Aside from numerous articles and essays on Davis, Tidwell previously edited Davis' memoirs, "Livin' the Blues," in 1992, and compiled a collection of Davis' poetry, "Black Moods: Collected Poems," in 2002.
"I've done more work on Davis than anyone in the country," Tidwell explained.
"Montage of a Dream: the Art and Life of Langston Hughes" grew out of a column Tidwell wrote for a literary magazine. Long after the article was written, it still hadn't appeared. When Tidwell inquired about it, he learned the publication was going out of business. He then approached an editor about working on a book that would include such essays.
"It is the first major reconsideration of Langston since 1972," Tidwell said of his work with Ragar. "One of the things we tend to do when we attempt to look at the familiar things is to see things in a simplified way. One of the things we present is Langston Hughes was a very complicated man. He seems to be so transparent, so accessible yet we make some assertions about Langston that are really path-blazing. We interrogate things by bringing out a lot of subtleties about him. We've pushed the research ahead for a few years ahead.''
In his own article in the volume, "The Sounds of Silence: Langston Hughes as a 'Down Low' Brother?," Tidwell discusses Hughes' sexual orientation and its effect - or lack of effect - on his writings.
"I'm urging scholarly caution," Tidwell said. "Many people are claiming Langston for their own ideological or political needs. Langston put up walls. Sure he loved to chat and smoke and drink, but there came a point in which he would not allow you into his soul and heart."
So the question of Hughes' sexual orientation may distract readers from his work, Tidwell said.

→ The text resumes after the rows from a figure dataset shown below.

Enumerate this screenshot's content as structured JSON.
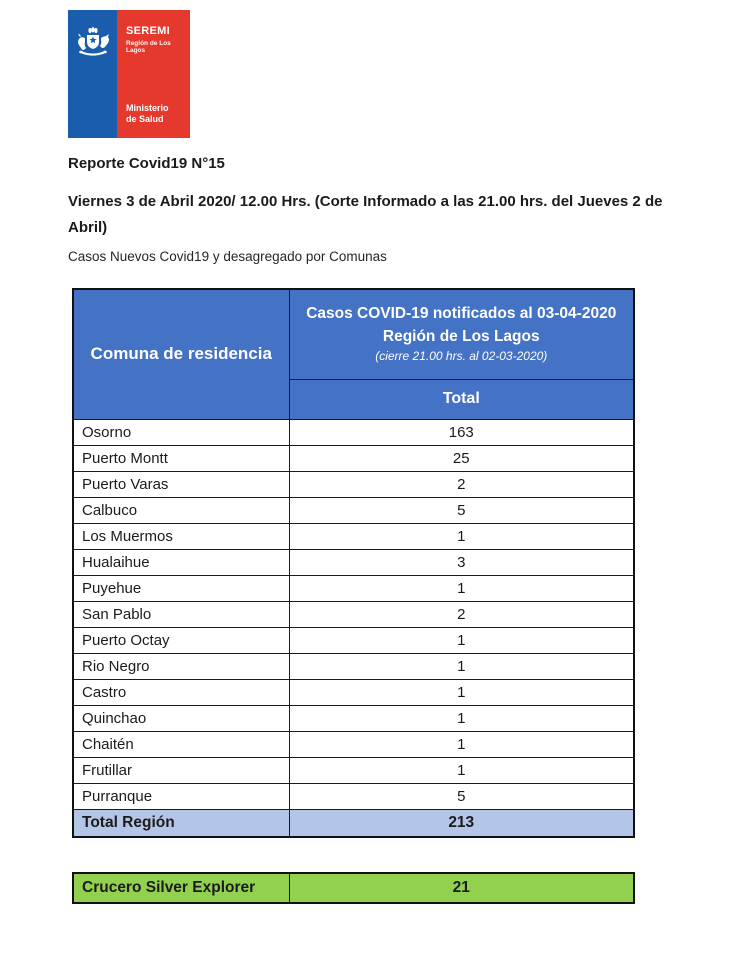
{
  "logo": {
    "seremi": "SEREMI",
    "region": "Región de Los Lagos",
    "ministry": "Ministerio de Salud"
  },
  "report": {
    "title": "Reporte Covid19 N°15",
    "date_line": "Viernes 3 de Abril 2020/ 12.00 Hrs. (Corte Informado a las 21.00 hrs. del Jueves 2 de Abril)",
    "subtitle": "Casos Nuevos Covid19 y desagregado por Comunas"
  },
  "table": {
    "col1_header": "Comuna de residencia",
    "col2_header_line1": "Casos COVID-19 notificados al 03-04-2020",
    "col2_header_line2": "Región de Los Lagos",
    "col2_header_line3": "(cierre 21.00 hrs. al 02-03-2020)",
    "col2_subheader": "Total",
    "rows": [
      {
        "comuna": "Osorno",
        "total": "163"
      },
      {
        "comuna": "Puerto Montt",
        "total": "25"
      },
      {
        "comuna": "Puerto Varas",
        "total": "2"
      },
      {
        "comuna": "Calbuco",
        "total": "5"
      },
      {
        "comuna": "Los Muermos",
        "total": "1"
      },
      {
        "comuna": "Hualaihue",
        "total": "3"
      },
      {
        "comuna": "Puyehue",
        "total": "1"
      },
      {
        "comuna": "San Pablo",
        "total": "2"
      },
      {
        "comuna": "Puerto Octay",
        "total": "1"
      },
      {
        "comuna": "Rio Negro",
        "total": "1"
      },
      {
        "comuna": "Castro",
        "total": "1"
      },
      {
        "comuna": "Quinchao",
        "total": "1"
      },
      {
        "comuna": "Chaitén",
        "total": "1"
      },
      {
        "comuna": "Frutillar",
        "total": "1"
      },
      {
        "comuna": "Purranque",
        "total": "5"
      }
    ],
    "total_label": "Total Región",
    "total_value": "213"
  },
  "cruise": {
    "label": "Crucero Silver Explorer",
    "value": "21"
  },
  "colors": {
    "header_blue": "#4472C4",
    "total_bg": "#B4C6E7",
    "cruise_green": "#92D050",
    "logo_blue": "#1A5DAD",
    "logo_red": "#E6392E"
  },
  "chart_data": {
    "type": "table",
    "title": "Casos COVID-19 notificados al 03-04-2020 Región de Los Lagos",
    "columns": [
      "Comuna de residencia",
      "Total"
    ],
    "rows": [
      [
        "Osorno",
        163
      ],
      [
        "Puerto Montt",
        25
      ],
      [
        "Puerto Varas",
        2
      ],
      [
        "Calbuco",
        5
      ],
      [
        "Los Muermos",
        1
      ],
      [
        "Hualaihue",
        3
      ],
      [
        "Puyehue",
        1
      ],
      [
        "San Pablo",
        2
      ],
      [
        "Puerto Octay",
        1
      ],
      [
        "Rio Negro",
        1
      ],
      [
        "Castro",
        1
      ],
      [
        "Quinchao",
        1
      ],
      [
        "Chaitén",
        1
      ],
      [
        "Frutillar",
        1
      ],
      [
        "Purranque",
        5
      ],
      [
        "Total Región",
        213
      ],
      [
        "Crucero Silver Explorer",
        21
      ]
    ]
  }
}
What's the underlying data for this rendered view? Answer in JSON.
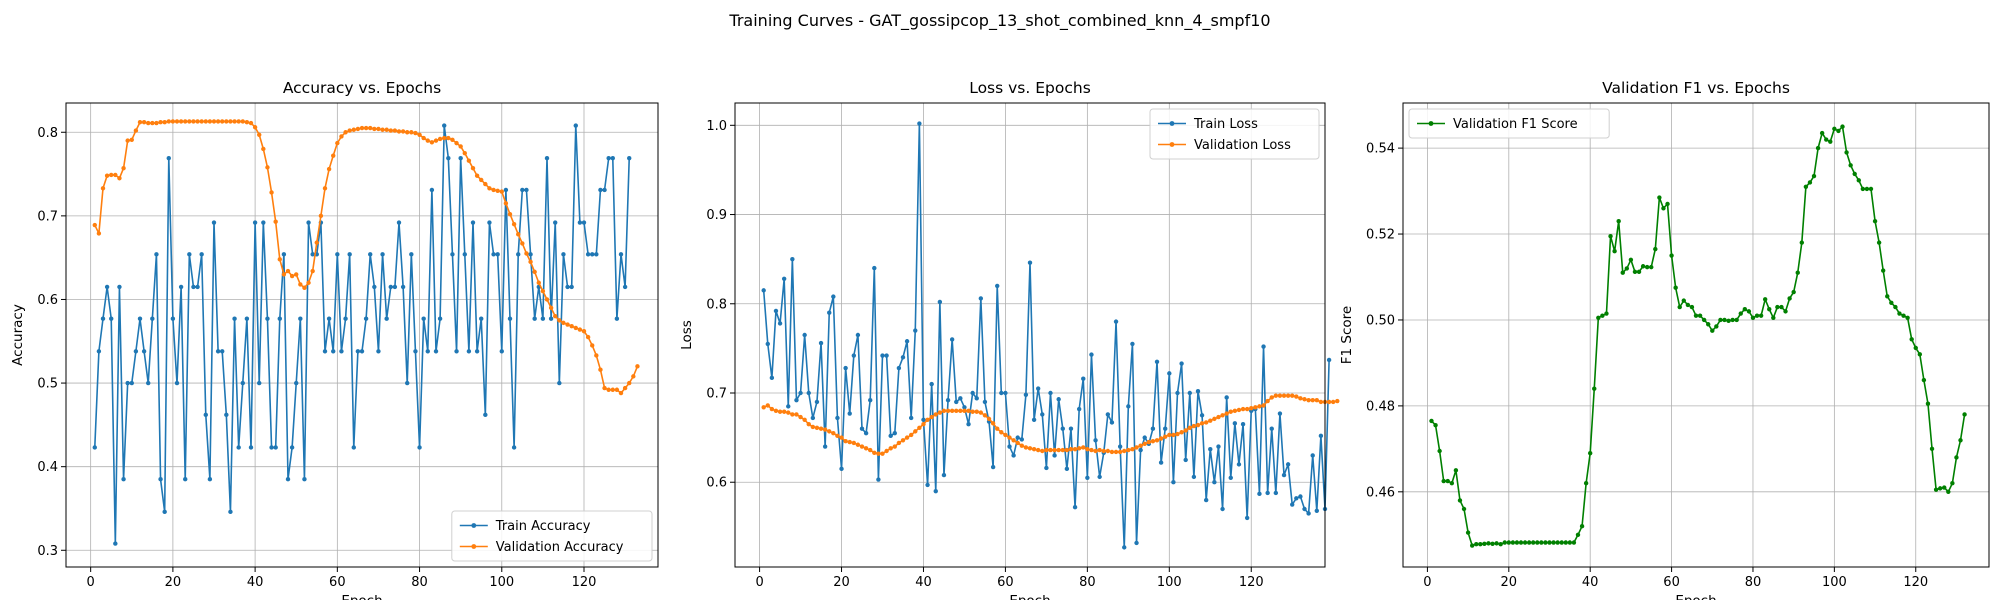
{
  "figure": {
    "title": "Training Curves - GAT_gossipcop_13_shot_combined_knn_4_smpf10"
  },
  "chart_data": [
    {
      "type": "line",
      "title": "Accuracy vs. Epochs",
      "xlabel": "Epoch",
      "ylabel": "Accuracy",
      "xlim": [
        -6,
        138
      ],
      "ylim": [
        0.28,
        0.835
      ],
      "xticks": [
        0,
        20,
        40,
        60,
        80,
        100,
        120
      ],
      "yticks": [
        0.3,
        0.4,
        0.5,
        0.6,
        0.7,
        0.8
      ],
      "ytick_decimals": 1,
      "grid": true,
      "legend": "lower-right",
      "series": [
        {
          "name": "Train Accuracy",
          "color": "#1f77b4",
          "x_start": 1,
          "values": [
            0.423,
            0.538,
            0.577,
            0.615,
            0.577,
            0.308,
            0.615,
            0.385,
            0.5,
            0.5,
            0.538,
            0.577,
            0.538,
            0.5,
            0.577,
            0.654,
            0.385,
            0.346,
            0.769,
            0.577,
            0.5,
            0.615,
            0.385,
            0.654,
            0.615,
            0.615,
            0.654,
            0.462,
            0.385,
            0.692,
            0.538,
            0.538,
            0.462,
            0.346,
            0.577,
            0.423,
            0.5,
            0.577,
            0.423,
            0.692,
            0.5,
            0.692,
            0.577,
            0.423,
            0.423,
            0.577,
            0.654,
            0.385,
            0.423,
            0.5,
            0.577,
            0.385,
            0.692,
            0.654,
            0.654,
            0.692,
            0.538,
            0.577,
            0.538,
            0.654,
            0.538,
            0.577,
            0.654,
            0.423,
            0.538,
            0.538,
            0.577,
            0.654,
            0.615,
            0.538,
            0.654,
            0.577,
            0.615,
            0.615,
            0.692,
            0.615,
            0.5,
            0.654,
            0.538,
            0.423,
            0.577,
            0.538,
            0.731,
            0.538,
            0.577,
            0.808,
            0.769,
            0.654,
            0.538,
            0.769,
            0.654,
            0.538,
            0.692,
            0.538,
            0.577,
            0.462,
            0.692,
            0.654,
            0.654,
            0.538,
            0.731,
            0.577,
            0.423,
            0.654,
            0.731,
            0.731,
            0.654,
            0.577,
            0.615,
            0.577,
            0.769,
            0.577,
            0.692,
            0.5,
            0.654,
            0.615,
            0.615,
            0.808,
            0.692,
            0.692,
            0.654,
            0.654,
            0.654,
            0.731,
            0.731,
            0.769,
            0.769,
            0.577,
            0.654,
            0.615,
            0.769
          ]
        },
        {
          "name": "Validation Accuracy",
          "color": "#ff7f0e",
          "x_start": 1,
          "values": [
            0.689,
            0.679,
            0.733,
            0.748,
            0.749,
            0.749,
            0.745,
            0.757,
            0.79,
            0.791,
            0.802,
            0.812,
            0.812,
            0.811,
            0.811,
            0.811,
            0.812,
            0.812,
            0.813,
            0.813,
            0.813,
            0.813,
            0.813,
            0.813,
            0.813,
            0.813,
            0.813,
            0.813,
            0.813,
            0.813,
            0.813,
            0.813,
            0.813,
            0.813,
            0.813,
            0.813,
            0.813,
            0.812,
            0.811,
            0.806,
            0.797,
            0.78,
            0.758,
            0.728,
            0.693,
            0.648,
            0.63,
            0.634,
            0.628,
            0.63,
            0.618,
            0.614,
            0.62,
            0.634,
            0.668,
            0.7,
            0.733,
            0.756,
            0.772,
            0.787,
            0.795,
            0.8,
            0.802,
            0.803,
            0.804,
            0.805,
            0.805,
            0.805,
            0.804,
            0.804,
            0.803,
            0.803,
            0.802,
            0.802,
            0.801,
            0.801,
            0.8,
            0.8,
            0.799,
            0.797,
            0.793,
            0.79,
            0.788,
            0.79,
            0.792,
            0.793,
            0.793,
            0.791,
            0.787,
            0.783,
            0.775,
            0.766,
            0.757,
            0.748,
            0.743,
            0.738,
            0.733,
            0.731,
            0.73,
            0.729,
            0.715,
            0.702,
            0.69,
            0.678,
            0.667,
            0.655,
            0.645,
            0.633,
            0.62,
            0.61,
            0.6,
            0.59,
            0.58,
            0.575,
            0.572,
            0.57,
            0.568,
            0.566,
            0.564,
            0.562,
            0.555,
            0.545,
            0.533,
            0.516,
            0.494,
            0.492,
            0.492,
            0.492,
            0.488,
            0.494,
            0.5,
            0.508,
            0.52
          ]
        }
      ]
    },
    {
      "type": "line",
      "title": "Loss vs. Epochs",
      "xlabel": "Epoch",
      "ylabel": "Loss",
      "xlim": [
        -6,
        138
      ],
      "ylim": [
        0.505,
        1.025
      ],
      "xticks": [
        0,
        20,
        40,
        60,
        80,
        100,
        120
      ],
      "yticks": [
        0.6,
        0.7,
        0.8,
        0.9,
        1.0
      ],
      "ytick_decimals": 1,
      "grid": true,
      "legend": "top-right",
      "series": [
        {
          "name": "Train Loss",
          "color": "#1f77b4",
          "x_start": 1,
          "values": [
            0.815,
            0.755,
            0.717,
            0.792,
            0.778,
            0.828,
            0.685,
            0.85,
            0.692,
            0.7,
            0.765,
            0.7,
            0.672,
            0.69,
            0.756,
            0.64,
            0.79,
            0.808,
            0.672,
            0.615,
            0.728,
            0.677,
            0.742,
            0.765,
            0.66,
            0.655,
            0.692,
            0.84,
            0.603,
            0.742,
            0.742,
            0.652,
            0.655,
            0.728,
            0.74,
            0.758,
            0.672,
            0.77,
            1.002,
            0.67,
            0.597,
            0.71,
            0.59,
            0.802,
            0.608,
            0.692,
            0.76,
            0.69,
            0.694,
            0.684,
            0.665,
            0.7,
            0.694,
            0.806,
            0.69,
            0.668,
            0.617,
            0.82,
            0.7,
            0.7,
            0.64,
            0.63,
            0.65,
            0.648,
            0.698,
            0.846,
            0.67,
            0.705,
            0.676,
            0.616,
            0.7,
            0.63,
            0.693,
            0.66,
            0.615,
            0.66,
            0.572,
            0.682,
            0.716,
            0.605,
            0.743,
            0.647,
            0.606,
            0.633,
            0.676,
            0.667,
            0.78,
            0.64,
            0.527,
            0.685,
            0.755,
            0.532,
            0.636,
            0.65,
            0.643,
            0.66,
            0.735,
            0.622,
            0.66,
            0.722,
            0.6,
            0.7,
            0.733,
            0.625,
            0.7,
            0.606,
            0.702,
            0.675,
            0.58,
            0.637,
            0.6,
            0.64,
            0.57,
            0.695,
            0.605,
            0.666,
            0.62,
            0.665,
            0.56,
            0.68,
            0.682,
            0.587,
            0.752,
            0.588,
            0.66,
            0.588,
            0.677,
            0.608,
            0.62,
            0.575,
            0.582,
            0.584,
            0.57,
            0.565,
            0.63,
            0.568,
            0.652,
            0.57,
            0.737
          ]
        },
        {
          "name": "Validation Loss",
          "color": "#ff7f0e",
          "x_start": 1,
          "values": [
            0.684,
            0.686,
            0.682,
            0.68,
            0.679,
            0.679,
            0.678,
            0.676,
            0.676,
            0.673,
            0.67,
            0.665,
            0.662,
            0.661,
            0.66,
            0.659,
            0.657,
            0.655,
            0.652,
            0.65,
            0.646,
            0.645,
            0.644,
            0.642,
            0.64,
            0.638,
            0.636,
            0.633,
            0.632,
            0.632,
            0.635,
            0.638,
            0.64,
            0.644,
            0.647,
            0.65,
            0.653,
            0.657,
            0.661,
            0.665,
            0.67,
            0.673,
            0.676,
            0.678,
            0.68,
            0.68,
            0.68,
            0.68,
            0.68,
            0.68,
            0.68,
            0.679,
            0.679,
            0.678,
            0.675,
            0.671,
            0.666,
            0.66,
            0.656,
            0.653,
            0.65,
            0.647,
            0.644,
            0.641,
            0.639,
            0.638,
            0.637,
            0.636,
            0.635,
            0.636,
            0.636,
            0.636,
            0.636,
            0.636,
            0.636,
            0.637,
            0.637,
            0.638,
            0.639,
            0.637,
            0.636,
            0.635,
            0.636,
            0.635,
            0.635,
            0.634,
            0.634,
            0.634,
            0.635,
            0.636,
            0.637,
            0.639,
            0.641,
            0.643,
            0.645,
            0.646,
            0.647,
            0.649,
            0.651,
            0.653,
            0.653,
            0.654,
            0.656,
            0.658,
            0.661,
            0.663,
            0.664,
            0.666,
            0.667,
            0.669,
            0.671,
            0.673,
            0.675,
            0.677,
            0.679,
            0.68,
            0.681,
            0.682,
            0.682,
            0.683,
            0.684,
            0.685,
            0.686,
            0.691,
            0.695,
            0.697,
            0.697,
            0.697,
            0.697,
            0.697,
            0.696,
            0.694,
            0.693,
            0.692,
            0.692,
            0.692,
            0.69,
            0.69,
            0.69,
            0.69,
            0.691
          ]
        }
      ]
    },
    {
      "type": "line",
      "title": "Validation F1 vs. Epochs",
      "xlabel": "Epoch",
      "ylabel": "F1 Score",
      "xlim": [
        -6,
        138
      ],
      "ylim": [
        0.4425,
        0.5505
      ],
      "xticks": [
        0,
        20,
        40,
        60,
        80,
        100,
        120
      ],
      "yticks": [
        0.46,
        0.48,
        0.5,
        0.52,
        0.54
      ],
      "ytick_decimals": 2,
      "grid": true,
      "legend": "top-left",
      "series": [
        {
          "name": "Validation F1 Score",
          "color": "#008000",
          "x_start": 1,
          "values": [
            0.4765,
            0.4755,
            0.4695,
            0.4625,
            0.4625,
            0.462,
            0.465,
            0.458,
            0.456,
            0.4505,
            0.4475,
            0.4478,
            0.4478,
            0.4479,
            0.448,
            0.4479,
            0.448,
            0.4478,
            0.4482,
            0.4482,
            0.4482,
            0.4482,
            0.4482,
            0.4482,
            0.4482,
            0.4482,
            0.4482,
            0.4482,
            0.4482,
            0.4482,
            0.4482,
            0.4482,
            0.4482,
            0.4482,
            0.4482,
            0.4482,
            0.45,
            0.452,
            0.462,
            0.469,
            0.484,
            0.5005,
            0.501,
            0.5015,
            0.5195,
            0.516,
            0.523,
            0.511,
            0.512,
            0.514,
            0.5112,
            0.5112,
            0.5125,
            0.5123,
            0.5123,
            0.5165,
            0.5285,
            0.526,
            0.527,
            0.515,
            0.5075,
            0.503,
            0.5045,
            0.5035,
            0.503,
            0.501,
            0.501,
            0.5,
            0.499,
            0.4975,
            0.4985,
            0.5,
            0.5,
            0.4998,
            0.5,
            0.5,
            0.5015,
            0.5025,
            0.502,
            0.5005,
            0.501,
            0.501,
            0.5048,
            0.5025,
            0.5005,
            0.503,
            0.503,
            0.502,
            0.505,
            0.5065,
            0.511,
            0.518,
            0.531,
            0.532,
            0.5335,
            0.54,
            0.5435,
            0.542,
            0.5415,
            0.5445,
            0.544,
            0.545,
            0.539,
            0.536,
            0.534,
            0.5325,
            0.5305,
            0.5305,
            0.5305,
            0.523,
            0.518,
            0.5115,
            0.5055,
            0.504,
            0.503,
            0.5015,
            0.501,
            0.5005,
            0.4955,
            0.4935,
            0.492,
            0.486,
            0.4805,
            0.47,
            0.4605,
            0.4608,
            0.461,
            0.46,
            0.462,
            0.468,
            0.472,
            0.478
          ]
        }
      ]
    }
  ]
}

"Why do we need this information?" Tidwell asked. "When people try to impose their own beliefs to his work, it's not really about the work any more."
Sterling A. Brown
Probably Tidwell's most significant accomplishment of the three books is the work he and Sanders did to complete Sterling A. Brown's collection of narratives in "A Negro Looks at the South."
The Harvard and Oxford-educated Brown spent decades interviewing blacks in the South for what he dreamed would be a comprehensive view of the lives of "ordinary folk." Brown produced volumes of poetry, edited books and presented numerous papers on the subject, but when the Howard University professor died in 1989, his ultimate task remained unfinished. Tidwell and Sanders' book completes that work.
"It's been 10 years in the making," Tidwell said.
Together, he and Sanders sifted through Brown's work, researched and authenticated his efforts and maneuvered through political and legal roadblocks to bring the book to print.
"Editing has been like a marriage," Tidwell said. "If you find the right person, you find someone who compliments your efforts."
Tidwell still is at work on Brown's biography, "Oh, Didn't He Ramble: A Life of Sterling A. Brown," and is co-editing a collection of Brown's essays, "After Winter: Essays on the Art and Life of Sterling A. Brown," with University of Massachusetts professor Steven Tracy.
"When I finish the biography and the essays, then I truly will have completed this project," Tidwell chuckled.